Uno.
Era. Soy.
¿Por qué son tan diferentes esas dos mujeres?
¿Por qué ninguna es feliz?
Dos.
Hago lo de siempre: cepillarme los dientes, comprar mandarinas, ir a correos, pintarme la línea del ojo, llenar un formulario, contestar un mail, tomar vitamina C, preparar un reportaje.
Hago lo de siempre: los gestos mecánicos, el día a día, pero ya no soy la misma.
Estoy a un millón de años luz de ser la misma.
Tres.
«El mayor peligro, el de perderse a sí mismo, puede pasar calladamente, como si nada; las demás pérdidas, las de un brazo, la de una pierna, la de cinco dólares, la de una esposa, etcétera, no pueden pasar inadvertidas».
Carson McCullers, Reloj sin manecillas
Cuatro.
Pasó inadvertidamente, como un pequeñísimo temblor en lo más profundo de la madrugada, como un aleteo, como un suspiro, como una araña de patas delgadísimas trepando una pared: me perdí y no sé cómo, no sé dónde, no sé por qué.
El bosque del otro es espeso, laberíntico, y a la vez –aquí está la trampa– familiar, confiable, cotidiano.

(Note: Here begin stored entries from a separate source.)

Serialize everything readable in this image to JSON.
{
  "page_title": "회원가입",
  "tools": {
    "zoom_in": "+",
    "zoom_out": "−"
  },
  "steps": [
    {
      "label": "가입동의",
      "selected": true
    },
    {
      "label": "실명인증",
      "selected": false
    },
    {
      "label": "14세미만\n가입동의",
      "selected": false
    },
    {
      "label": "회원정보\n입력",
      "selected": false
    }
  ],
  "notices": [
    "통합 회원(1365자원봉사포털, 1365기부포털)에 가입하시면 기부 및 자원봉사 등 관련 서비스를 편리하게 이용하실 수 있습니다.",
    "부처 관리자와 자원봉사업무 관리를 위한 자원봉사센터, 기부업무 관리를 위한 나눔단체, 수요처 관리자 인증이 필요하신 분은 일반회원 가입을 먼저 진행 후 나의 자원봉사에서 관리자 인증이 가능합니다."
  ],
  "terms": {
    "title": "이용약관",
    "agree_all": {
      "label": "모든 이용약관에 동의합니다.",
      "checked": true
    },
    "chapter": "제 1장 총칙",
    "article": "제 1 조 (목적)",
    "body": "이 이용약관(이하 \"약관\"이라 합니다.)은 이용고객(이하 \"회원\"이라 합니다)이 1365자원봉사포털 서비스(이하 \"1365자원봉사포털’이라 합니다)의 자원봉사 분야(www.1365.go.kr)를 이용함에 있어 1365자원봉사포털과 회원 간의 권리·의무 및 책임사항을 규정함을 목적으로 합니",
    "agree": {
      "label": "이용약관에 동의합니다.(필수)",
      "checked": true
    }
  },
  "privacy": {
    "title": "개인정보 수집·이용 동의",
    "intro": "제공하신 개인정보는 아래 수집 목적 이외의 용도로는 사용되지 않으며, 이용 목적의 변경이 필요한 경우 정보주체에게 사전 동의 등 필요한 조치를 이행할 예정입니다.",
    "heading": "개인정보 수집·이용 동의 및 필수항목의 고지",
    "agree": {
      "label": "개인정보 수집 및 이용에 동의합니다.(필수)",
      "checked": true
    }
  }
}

No te das cuenta, pero te internas, te internas, te internas y un día quieres volver a ti, pero ya no sabes cómo.
Cinco.
El número dos es un monstruo que se alimenta de unos. Hay un uno y otro uno y de pronto ya no. Sólo un dos gordo y satisfecho. Un dos que no es uno más uno, que es simplemente dos.
No importa con cuánta atención lo mires, no serás capaz de distinguir las partes que lo componen.
Entonces: Matarse a uno. Matar al otro. Matar al dos.
Seis.
¿Antes de todo esto yo quién era?
Siete.
«No está mal ser mi dueño otra vez, ni temer que el río sangre y calme al contarle mis plegarias».
Gustavo Cerati. Zona de promesas.
Ocho.
No está mal ser mi dueña otra vez.
Nueve.
Es posible ser feliz y, a la vez, estar perdiéndote a ti misma. Es posible, también, ser miserable –profunda, insoportablemente– y recuperarte, reencontrarte, volver a ser otra vez tú.
Diez.
Nadie dijo que iba a ser fácil. No, ni de coña. Nadie se ha atrevido a decirlo.